Dopo più di un anno di attesa, Tesla ha finalmente pubblicato il suo rapporto aggiornato sulla sicurezza relativo al sistema Autopilot.

La tecnologia Autopilot a marchio Tesla è emblematica delle incredibili potenzialità della guida autonoma. Si tratta di un software Full Self-Driving installato sulle auto elettriche della casa americana, che può rivelarsi molto utile in caso di situazioni particolarmente critiche durante la guida e non solo.

Qualche settimana fa, a esempio, una Tesla Model Y ha letteralmente salvato la vita a un uomo. Colpito da un malore, ha avuto la lucidità di raggiungere la propria automobile e avviare la guida autonoma, impostando il sistema Autopilot con destinazione verso l’ospedale più vicino. E il veicolo lo ha accompagnato al Pronto Soccorso.

Per certificare il valore di questo supporto nella sicurezza stradale, Tesla ha divulgato un nuovo report sul funzionamento della tecnologia in questione.

Era da un po’ che Tesla non pubblicava report su Autopilot

Tradizionalmente l’azienda rilasciava un “Rapporto sulla sicurezza dei veicoli” che comparava la frequenza degli incidenti per miglia percorse dai veicoli Tesla con e senza il sistema Autopilot, confrontandola con la media del settore. Nei rapporti precedenti, Tesla sottolineava come l’Autopilot contribuisse a rendere la guida notevolmente più sicura. I suoi veicoli, anche in assenza di questa tecnologia, presentavano una frequenza di incidenti inferiore alla media nazionale negli Stati Uniti.

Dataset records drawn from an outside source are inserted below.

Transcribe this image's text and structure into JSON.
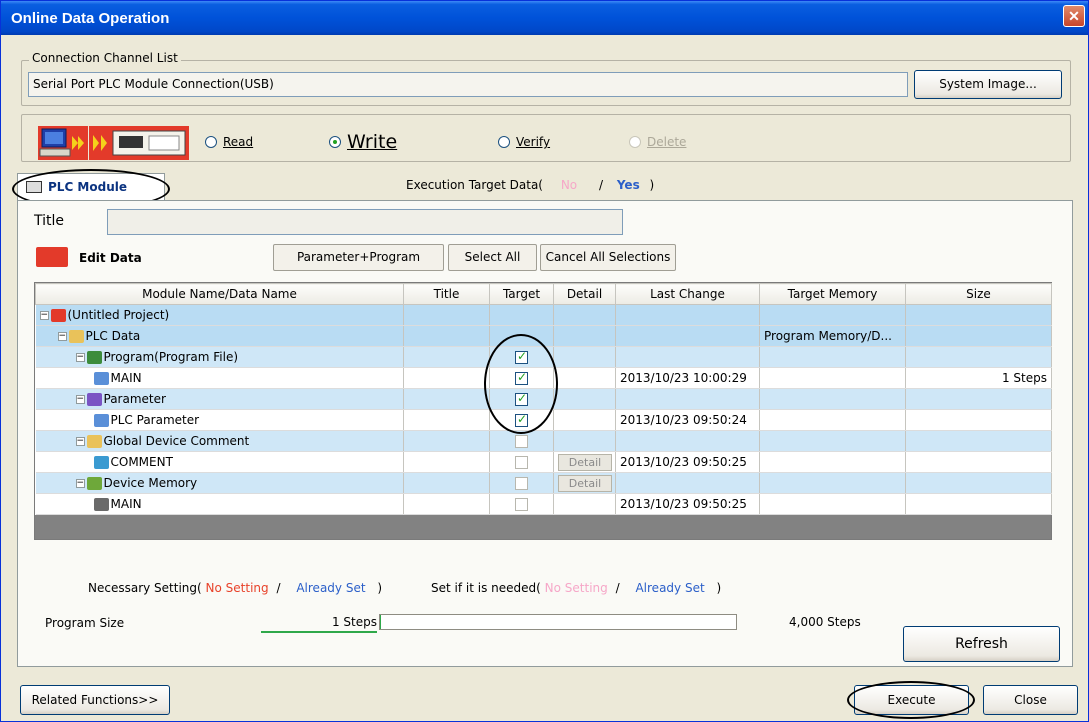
{
  "window": {
    "title": "Online Data Operation",
    "close_glyph": "✕"
  },
  "connection": {
    "group_label": "Connection Channel List",
    "value": "Serial Port  PLC Module Connection(USB)",
    "system_image_button": "System Image..."
  },
  "operations": [
    {
      "label": "Read",
      "checked": false,
      "disabled": false
    },
    {
      "label": "Write",
      "checked": true,
      "disabled": false
    },
    {
      "label": "Verify",
      "checked": false,
      "disabled": false
    },
    {
      "label": "Delete",
      "checked": false,
      "disabled": true
    }
  ],
  "tab": {
    "label": "PLC Module",
    "icon": "plc-module-icon"
  },
  "execution_target": {
    "prefix": "Execution Target Data(",
    "no": "No",
    "sep": "/",
    "yes": "Yes",
    "suffix": ")"
  },
  "title_field": {
    "label": "Title",
    "value": ""
  },
  "edit_data": {
    "label": "Edit Data",
    "buttons": {
      "param_program": "Parameter+Program",
      "select_all": "Select All",
      "cancel_all": "Cancel All Selections"
    }
  },
  "grid": {
    "columns": [
      "Module Name/Data Name",
      "Title",
      "Target",
      "Detail",
      "Last Change",
      "Target Memory",
      "Size"
    ],
    "rows": [
      {
        "name": "(Untitled Project)",
        "level": 0,
        "icon": "project-icon",
        "expander": "−",
        "target": null,
        "detail": "",
        "last_change": "",
        "memory": "",
        "size": "",
        "style": "sel"
      },
      {
        "name": "PLC Data",
        "level": 1,
        "icon": "folder-icon",
        "expander": "−",
        "target": null,
        "detail": "",
        "last_change": "",
        "memory": "Program Memory/D...",
        "size": "",
        "style": "sel"
      },
      {
        "name": "Program(Program File)",
        "level": 2,
        "icon": "program-file-icon",
        "expander": "−",
        "target": "checked",
        "detail": "",
        "last_change": "",
        "memory": "",
        "size": "",
        "style": "hl"
      },
      {
        "name": "MAIN",
        "level": 3,
        "icon": "program-icon",
        "expander": "",
        "target": "checked",
        "detail": "",
        "last_change": "2013/10/23 10:00:29",
        "memory": "",
        "size": "1 Steps",
        "style": ""
      },
      {
        "name": "Parameter",
        "level": 2,
        "icon": "parameter-icon",
        "expander": "−",
        "target": "checked",
        "detail": "",
        "last_change": "",
        "memory": "",
        "size": "",
        "style": "hl"
      },
      {
        "name": "PLC Parameter",
        "level": 3,
        "icon": "plc-parameter-icon",
        "expander": "",
        "target": "checked",
        "detail": "",
        "last_change": "2013/10/23 09:50:24",
        "memory": "",
        "size": "",
        "style": ""
      },
      {
        "name": "Global Device Comment",
        "level": 2,
        "icon": "folder-icon",
        "expander": "−",
        "target": "unchecked",
        "detail": "",
        "last_change": "",
        "memory": "",
        "size": "",
        "style": "hl"
      },
      {
        "name": "COMMENT",
        "level": 3,
        "icon": "comment-icon",
        "expander": "",
        "target": "unchecked",
        "detail": "Detail",
        "last_change": "2013/10/23 09:50:25",
        "memory": "",
        "size": "",
        "style": ""
      },
      {
        "name": "Device Memory",
        "level": 2,
        "icon": "device-memory-icon",
        "expander": "−",
        "target": "unchecked",
        "detail": "Detail",
        "last_change": "",
        "memory": "",
        "size": "",
        "style": "hl"
      },
      {
        "name": "MAIN",
        "level": 3,
        "icon": "device-memory-file-icon",
        "expander": "",
        "target": "unchecked",
        "detail": "",
        "last_change": "2013/10/23 09:50:25",
        "memory": "",
        "size": "",
        "style": ""
      }
    ]
  },
  "legend": {
    "necessary_prefix": "Necessary Setting(",
    "no_setting": "No Setting",
    "slash": "/",
    "already_set": "Already Set",
    "close_paren": ")",
    "if_needed_prefix": "Set if it is needed(",
    "no_setting_2": "No Setting",
    "slash_2": "/",
    "already_set_2": "Already Set",
    "close_paren_2": ")"
  },
  "program_size": {
    "label": "Program Size",
    "current": "1 Steps",
    "max": "4,000 Steps",
    "fill_fraction": 0.00025
  },
  "buttons": {
    "refresh": "Refresh",
    "related": "Related Functions>>",
    "execute": "Execute",
    "close": "Close"
  },
  "colors": {
    "not_set": "#e8422a",
    "not_set_optional": "#f6a7c8",
    "already_set": "#2b5fc9",
    "selection": "#b9dcf3"
  }
}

Tuttavia queste affermazioni sono state spesso oggetto di critiche poiché non consideravano gli incidenti nei contesti urbani e su strade a doppio senso. In sostanza, secondo i più scettici, i dati diffusi erano relativi alle sole autostrade, dove l’Autopilot viene maggiormente utilizzato. Nonostante le controversie, in ogni caso i dati forniti da Tesla sono sempre stati valutati come indicatori utili per valutare i progressi tecnologici.

Dopo l’ultimo rapporto del quarto trimestre del 2022, la pubblicazione era stata interrotta senza spiegazioni da parte dell’azienda. Ora, con il rilascio dei nuovi dati, Tesla mostra una diminuzione significativa delle miglia percorse tra un incidente e l’altro nel primo trimestre del 2023. Rispetto all’anno precedente, il primo trimestre del 2024 evidenzia ulteriori miglioramenti.

I nuovi dati sulla sicurezza mostrano il valore dell’Autopilot

Tesla ha rivelato che nel primo trimestre del 2024 è stato registrato un incidente ogni 7,63 milioni di miglia guidate con l’Autopilot attivato. Invece, per i guidatori che non hanno utilizzato l’Autopilot, il tasso di incidenti è stato di uno ogni 955.000 miglia. Facendo una comparazione i dati più recenti del 2022 provenienti dalla National Highway Traffic Safety Administration (NHTSA) e dalla Federal Highway Administration (FHWA) indicano un incidente automobilistico ogni 670.000 miglia negli Stati Uniti.

Questo dimostra un miglioramento nell’efficacia della sicurezza dell’Autopilot nel 2024.

Tesla ha precisato che la metodologia per contare gli incidenti con l’Autopilot è conservativa. Viene cioè incluso ogni sinistro in cui l’Autopilot è stato disattivato fino a cinque secondi prima dell’impatto. Così come accade anche per gli incidenti con attivazione di airbag o sistemi di ritenuta. Ciò implica che anche gli incidenti non imputabili direttamente all’Autopilot, come un tamponamento, vengono conteggiati.

I veicoli Tesla, noti per le loro avanzate caratteristiche di sicurezza attiva e passiva e per le ampie zone di assorbimento degli urti grazie alla piattaforma elettrica, sono tra i più sicuri sul mercato. La decisione del marchio di cominciare a pubblicare nuovamente i dati relativi alla sicurezza- in coincidenza, fanno rilevare alcuni, con le statistiche sulle vendite meno favorevoli- solleva questioni sulla trasparenza dell’azienda. Nonostante queste preoccupazioni, tuttavia, il miglioramento registrato nel primo trimestre del 2024 suggerisce l’efficacia crescente dell’Autopilot.